The fine print was that the $75 billion was spread over 10 years – an average of just $7.5 billion a year and no allowance for inflation from one budget to the next. Thus, in real terms, this financial year’s spending is down on last year’s.
The bottom line is that two terms of Coalition government have seen federal transport infrastructure cut in both real and nominal terms.
Fortunately for the nation, the two states with the cash (NSW and Victoria) and now Queensland with debt haven’t been relying on the feds.
The predominantly east coast infrastructure construction boom is in full swing and has further to go, as Macromonitor’s graph of big-ticket rail and road projects shows.
Some of it has been rushed and badly planned (Sydney trams, anyone?), some of it has been fiddled and money wasted by party politics (Melbourne’s East West Link), some good ideas have fallen by the wayside (Sydney’s original WestConnex model), but it’s all part of the rush to try to catch up with the investment that should have been made earlier.
On top of the megaprojects attractive for political ribbon-cutting, there’s more mundane transport construction in the pipeline that will add roughly $16 billion to the peak spend – total of maybe $38 billion in 2022.
That’s great for the country and economy. And we could hope sensible investment will fill in behind the peak to create a steady, reliable channel of construction that industry can rely on and plan for, instead of our usual boom-and-bust cycles.
That’s what then-deputy RBA governor Philip Lowe was advising the federal government to do five years ago.
But there’s an immediate problem if Scott Morrison, arriving late to the party, wants to throw more fuel on the barbie and add spirits to the punch: The civil construction industry is already stretched.
The cities with the most politically-appealing needs for an election spending splash need to digest what’s already on their plate. Federal money can be used well and wants are unlimited, but it needs to fill in beyond the existing peak.
And there’s the usual question when it comes to the combination of politicians, elections, ribbons and other people’s money: Can the government be trusted to spend it wisely, rather than politically?
The Coalition has no commitment to Infrastructure Australia’s process of prioritising spending to maximise bang-for-buck. Barnaby Joyce’s dubious inland rail project doesn’t score well on that basis.
The last notable federal intervention on a specific project was shortly before the May budget with $155 million for a bridge across the Shoalhaven River in Ann Sudmalis’s marginal electorate – and with Ms Sudmalis subsequently deciding to quit politics anyway, it’s unlikely to even yield a political payoff.
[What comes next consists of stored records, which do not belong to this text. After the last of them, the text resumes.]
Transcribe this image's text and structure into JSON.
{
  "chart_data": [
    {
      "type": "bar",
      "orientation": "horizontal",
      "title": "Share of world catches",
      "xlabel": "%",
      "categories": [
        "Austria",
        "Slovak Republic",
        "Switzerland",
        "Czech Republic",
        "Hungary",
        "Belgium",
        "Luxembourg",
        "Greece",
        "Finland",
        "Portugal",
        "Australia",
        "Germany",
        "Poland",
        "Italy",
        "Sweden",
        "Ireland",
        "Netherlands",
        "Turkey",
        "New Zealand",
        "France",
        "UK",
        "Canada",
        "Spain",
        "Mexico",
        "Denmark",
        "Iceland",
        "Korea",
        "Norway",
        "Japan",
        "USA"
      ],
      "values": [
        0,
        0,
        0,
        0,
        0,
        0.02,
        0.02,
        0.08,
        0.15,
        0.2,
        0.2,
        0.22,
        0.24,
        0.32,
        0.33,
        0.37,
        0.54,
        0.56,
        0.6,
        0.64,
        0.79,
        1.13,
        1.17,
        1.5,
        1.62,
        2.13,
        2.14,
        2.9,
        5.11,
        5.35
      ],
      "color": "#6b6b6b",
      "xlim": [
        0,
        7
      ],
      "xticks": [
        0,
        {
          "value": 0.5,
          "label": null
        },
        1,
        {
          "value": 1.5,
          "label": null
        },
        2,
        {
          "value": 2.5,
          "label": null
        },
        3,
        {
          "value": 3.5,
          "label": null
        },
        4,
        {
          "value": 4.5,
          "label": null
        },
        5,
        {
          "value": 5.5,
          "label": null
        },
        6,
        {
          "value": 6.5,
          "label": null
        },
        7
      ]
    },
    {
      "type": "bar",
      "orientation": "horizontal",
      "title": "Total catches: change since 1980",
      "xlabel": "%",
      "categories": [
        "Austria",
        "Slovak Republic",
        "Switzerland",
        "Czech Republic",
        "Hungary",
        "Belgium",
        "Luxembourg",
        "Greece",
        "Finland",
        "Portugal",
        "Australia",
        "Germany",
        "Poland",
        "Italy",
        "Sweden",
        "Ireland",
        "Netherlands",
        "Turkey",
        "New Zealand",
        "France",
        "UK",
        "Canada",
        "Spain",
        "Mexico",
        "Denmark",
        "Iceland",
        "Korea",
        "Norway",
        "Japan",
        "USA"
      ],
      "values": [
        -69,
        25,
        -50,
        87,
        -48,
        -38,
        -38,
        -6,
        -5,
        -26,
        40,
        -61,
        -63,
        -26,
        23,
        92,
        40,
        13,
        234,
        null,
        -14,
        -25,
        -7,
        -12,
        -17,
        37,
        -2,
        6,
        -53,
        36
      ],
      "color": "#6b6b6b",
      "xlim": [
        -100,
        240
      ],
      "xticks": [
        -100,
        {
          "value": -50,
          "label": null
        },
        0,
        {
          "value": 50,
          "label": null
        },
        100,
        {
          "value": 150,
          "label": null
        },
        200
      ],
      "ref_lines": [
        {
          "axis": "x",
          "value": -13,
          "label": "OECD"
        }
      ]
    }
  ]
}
How the government intends to deliver the second leg – migrants for regions – is yet to be seen.
There’s nothing new about the idea. A favourite example, Larry Adler of FAI Insurance infamy, had to spend his first couple of years in Australia cleaning trams in Adelaide. It’s unfortunate he didn’t stay there.
The idea of encouraging migrants to live in Adelaide and the bush rather than Sydney, Melbourne and Brisbane is reasonable – if it’s matched by a jobs strategy. So far, there’s no sign of that.
Left to their own devices, people tend to go where there’s demand for their skills. Greater Sydney’s unemployment rate is in the low 4s, a full percentage point below the national figure, with a participation rate of 66.8 per cent. Greater Adelaide’s unemployment rate is 6.1 per cent, its participation rate is 62.3 per cent.
There is a chicken-and-egg element to guiding migration out of the biggest smoke.
Migrants create jobs, both through the demand they bring and the extra skills, drive and entrepreneurial flair they tend to have. But it’s a delicate mix of opportunity and suitability to get right, rather than leaving it to market forces to sort out.